As he sat down to reply, though, he reread her letter. He heard the tone of anger behind it. He bristled at the unfairness of it all. Yes, he may have found the shop, but that's all he was looking for; it isn't as if he went inside or anything. And besides, Granny hit him with a broom. There was no reason to get all hot and huffy about it; no reason at all…

Rather than admit he was wrong and move on from there, his temper got the better of him. He became defensive; then he became angry in turn; then, when he wrote his reply to Cho, he became rash

"How well did you do for yourself in your fifth year, then? You go and get starry-eyed over some thick-as-a-brick pretty-boy who would've made your life so routine and so ordinary that you would have been miserable. If he would've had you in the first place! Maybe Voldemort actually did you a favour, and kept you from getting your heart broken by your 'hero.'"

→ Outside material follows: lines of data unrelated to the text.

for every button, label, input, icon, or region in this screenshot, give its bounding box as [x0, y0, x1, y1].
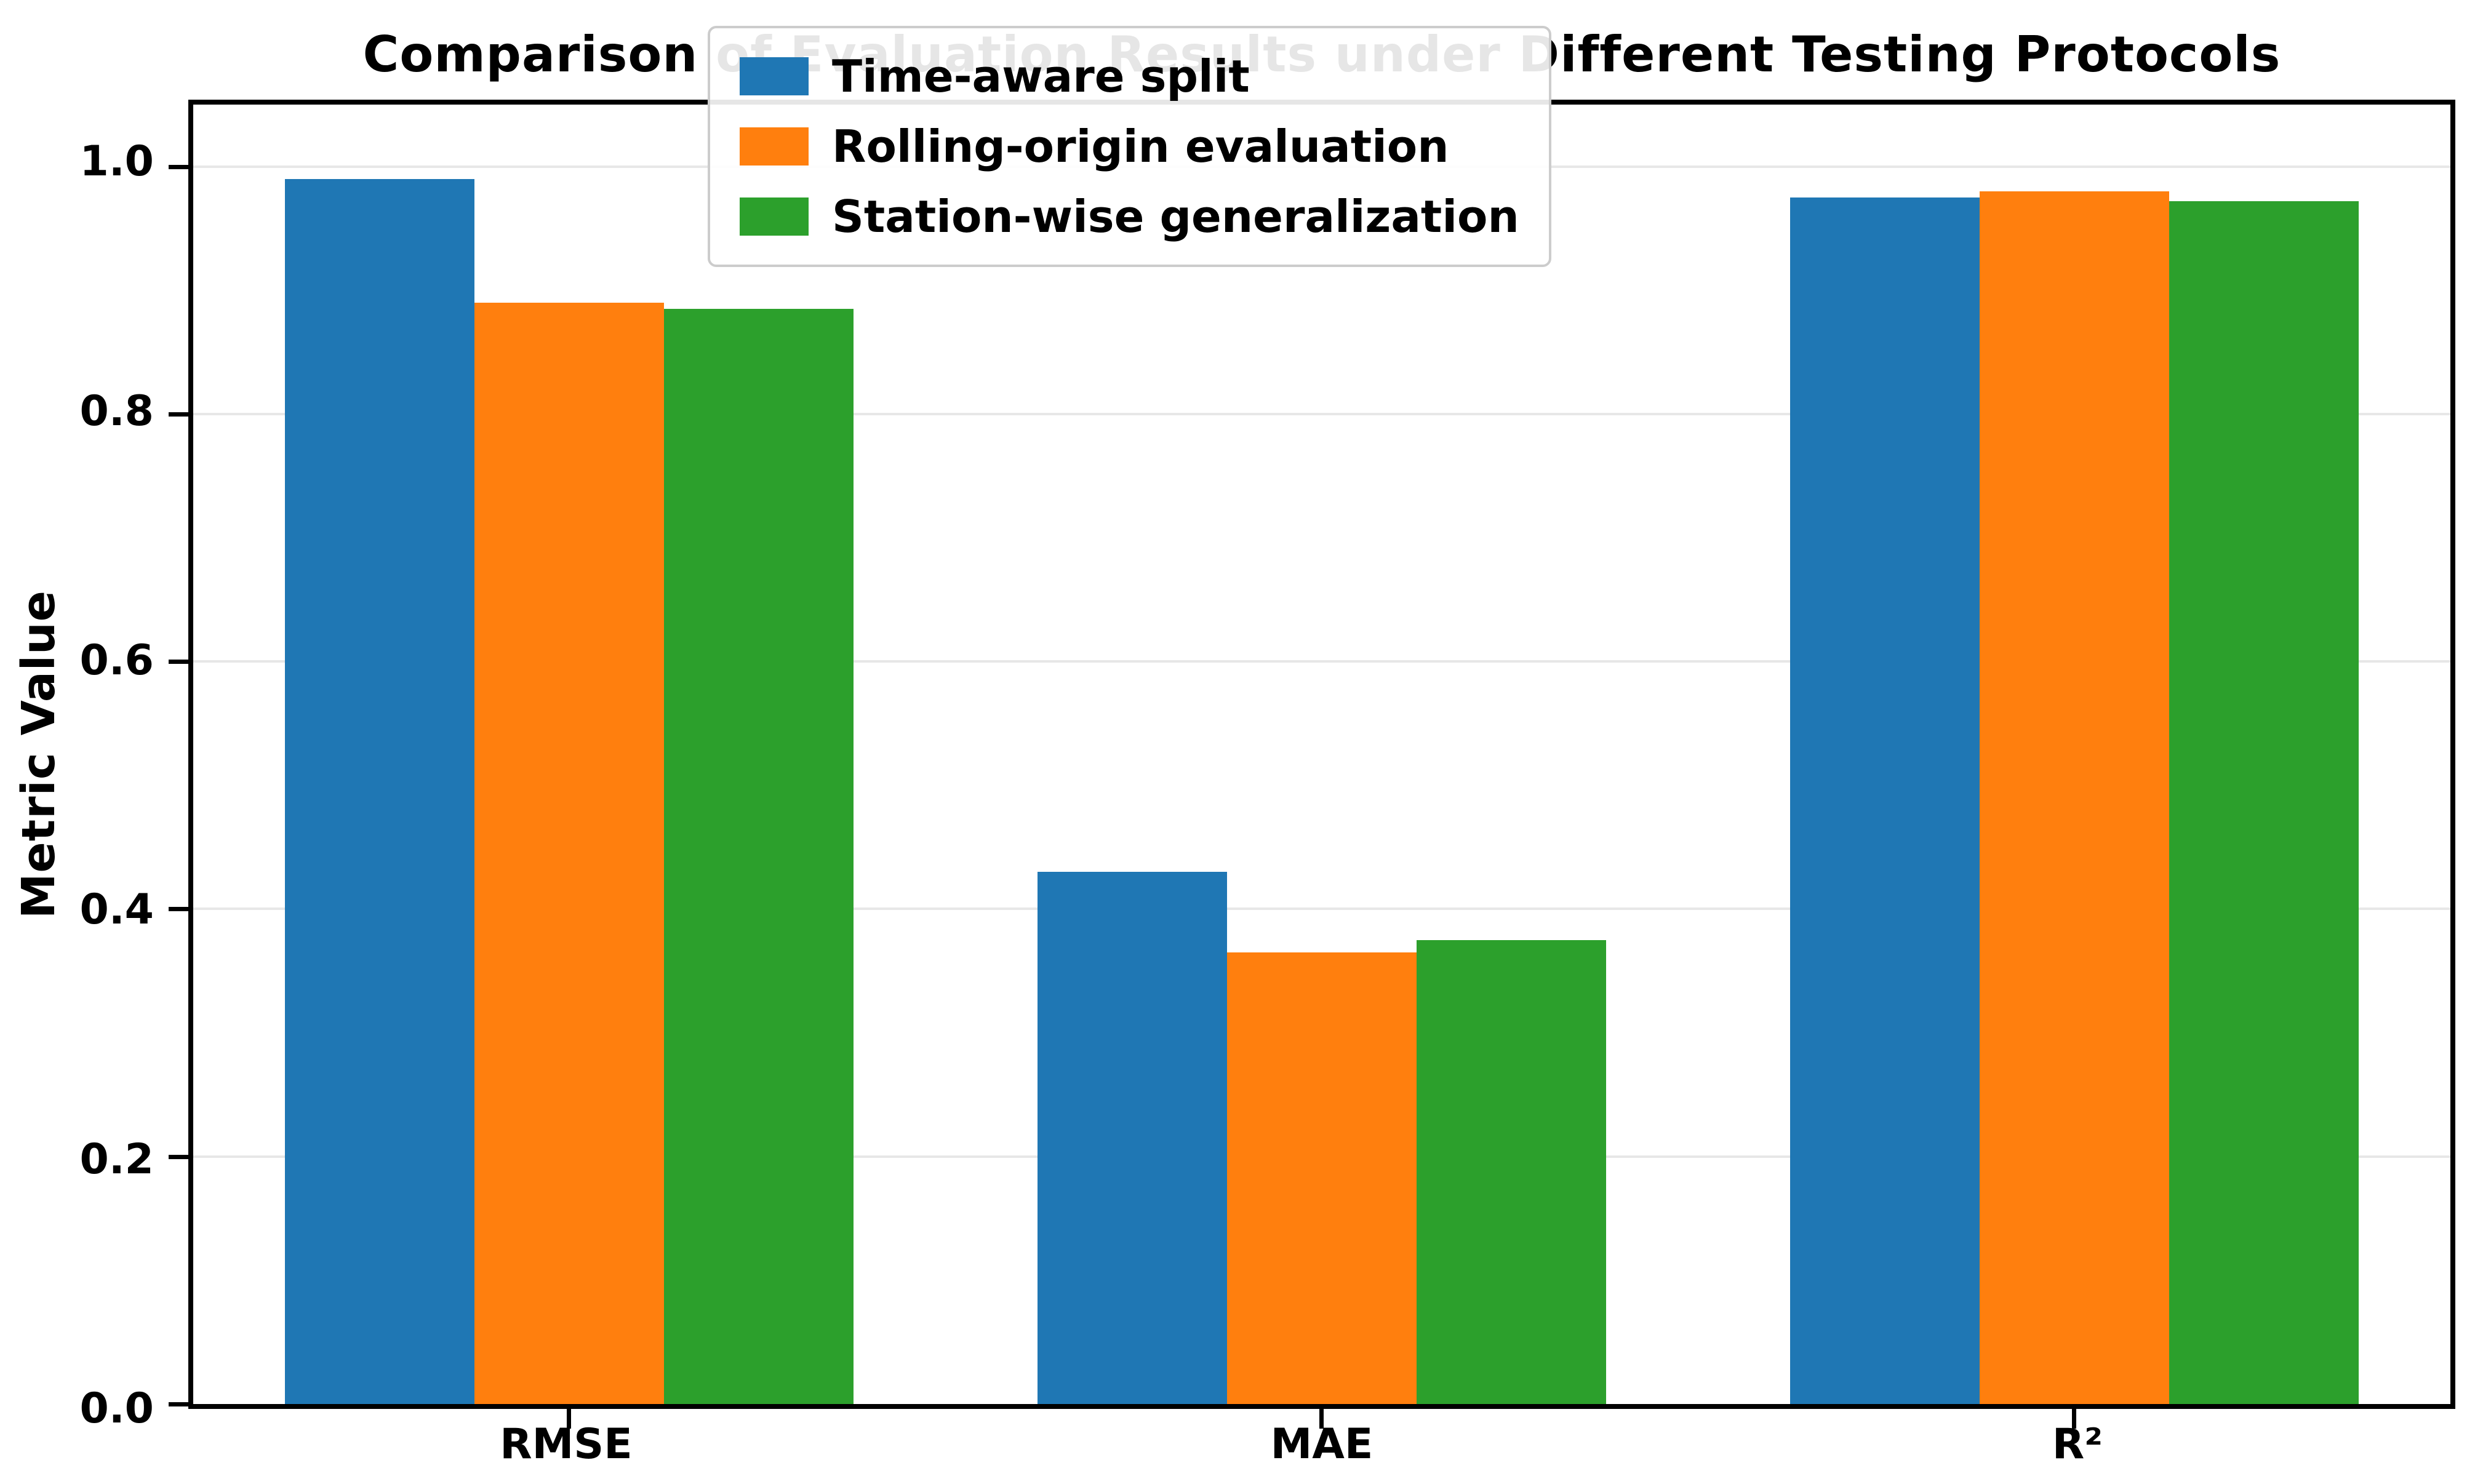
bar-group-mae — [946, 105, 1698, 1404]
legend-label: Station-wise generalization — [832, 191, 1519, 242]
legend-entry: Rolling-origin evaluation — [740, 121, 1519, 172]
y-tick-mark — [169, 660, 188, 664]
legend: Time-aware split Rolling-origin evaluatio… — [708, 26, 1551, 267]
gridline — [193, 412, 2450, 415]
bar-group-rmse — [193, 105, 946, 1404]
bar — [285, 178, 475, 1404]
legend-swatch-icon — [740, 127, 809, 166]
y-tick-label: 0.0 — [79, 1384, 154, 1433]
legend-label: Rolling-origin evaluation — [832, 121, 1449, 172]
x-tick-label: RMSE — [500, 1420, 633, 1469]
plot-area — [169, 100, 2455, 1429]
x-tick-mark — [567, 1409, 572, 1429]
bar — [1979, 191, 2169, 1404]
x-axis-ticks: RMSE MAE R² — [188, 1420, 2455, 1469]
y-tick-label: 0.6 — [79, 636, 154, 685]
bar — [1038, 872, 1227, 1404]
bar — [1227, 952, 1417, 1404]
x-tick-mark — [1319, 1409, 1324, 1429]
legend-swatch-icon — [740, 57, 809, 95]
y-axis-ticks: 0.0 0.2 0.4 0.6 0.8 1.0 — [0, 100, 154, 1430]
bar — [1789, 197, 1980, 1404]
y-tick-mark — [169, 907, 188, 912]
legend-entry: Station-wise generalization — [740, 191, 1519, 242]
y-tick-label: 0.4 — [79, 885, 154, 935]
bars — [193, 105, 2450, 1404]
y-tick-mark — [169, 1154, 188, 1159]
y-tick-label: 1.0 — [79, 137, 154, 186]
bar — [474, 302, 665, 1404]
bar — [1417, 939, 1606, 1404]
bar — [664, 308, 854, 1404]
legend-label: Time-aware split — [832, 50, 1250, 102]
y-tick-label: 0.8 — [79, 386, 154, 436]
legend-swatch-icon — [740, 197, 809, 236]
gridline — [193, 660, 2450, 663]
x-tick-mark — [2071, 1409, 2076, 1429]
x-tick-label: R² — [2052, 1420, 2103, 1469]
y-tick-mark — [169, 164, 188, 169]
y-tick-mark — [169, 412, 188, 417]
y-tick-label: 0.2 — [79, 1135, 154, 1184]
gridline — [193, 908, 2450, 911]
y-tick-mark — [169, 1402, 188, 1406]
bar — [2169, 201, 2359, 1404]
legend-entry: Time-aware split — [740, 50, 1519, 102]
bar-group-r- — [1698, 105, 2450, 1404]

It was a mark of Harry's anger that he reread this letter several times before deciding it was all right to send back with Hedwig. It was a bit blunt, perhaps, but on the whole he didn't see anything wrong with it.

The next day, July 30, Hedwig returned just before midnight with a scroll. Harry thought that she had an embarrassed look about her, as if she knew he wouldn't like the contents. He quickly unrolled it. The scroll was filled with Chinese characters, written very large, in very red ink, with very violent brush-strokes. Harry thought he could figure out the general meaning of the message, but Cho had provided a rough translation. At the bottom of the scroll, written in equally large red letters:

"HARRY POTTER I HATE YOU!"

At the moment he read those words, a clock tower somewhere near Diagon Alley chimed midnight. He had just turned sixteen, and the first thing he saw was Cho's letter in his hands.

"So you hate Harry Potter?" Harry muttered to himself as he looked up into the mirror. He saw a skinny teenager with wild hair and fat-rimmed glasses, alone in a public-house room. No family, no friends, no girl; nobody in the world. "So do I."

He fell back on the bed, burying his face in the pillow, ashamed to let even the mirror see him crying.

"For what it's worth, laddie," the mirror said softly, "happy birthday".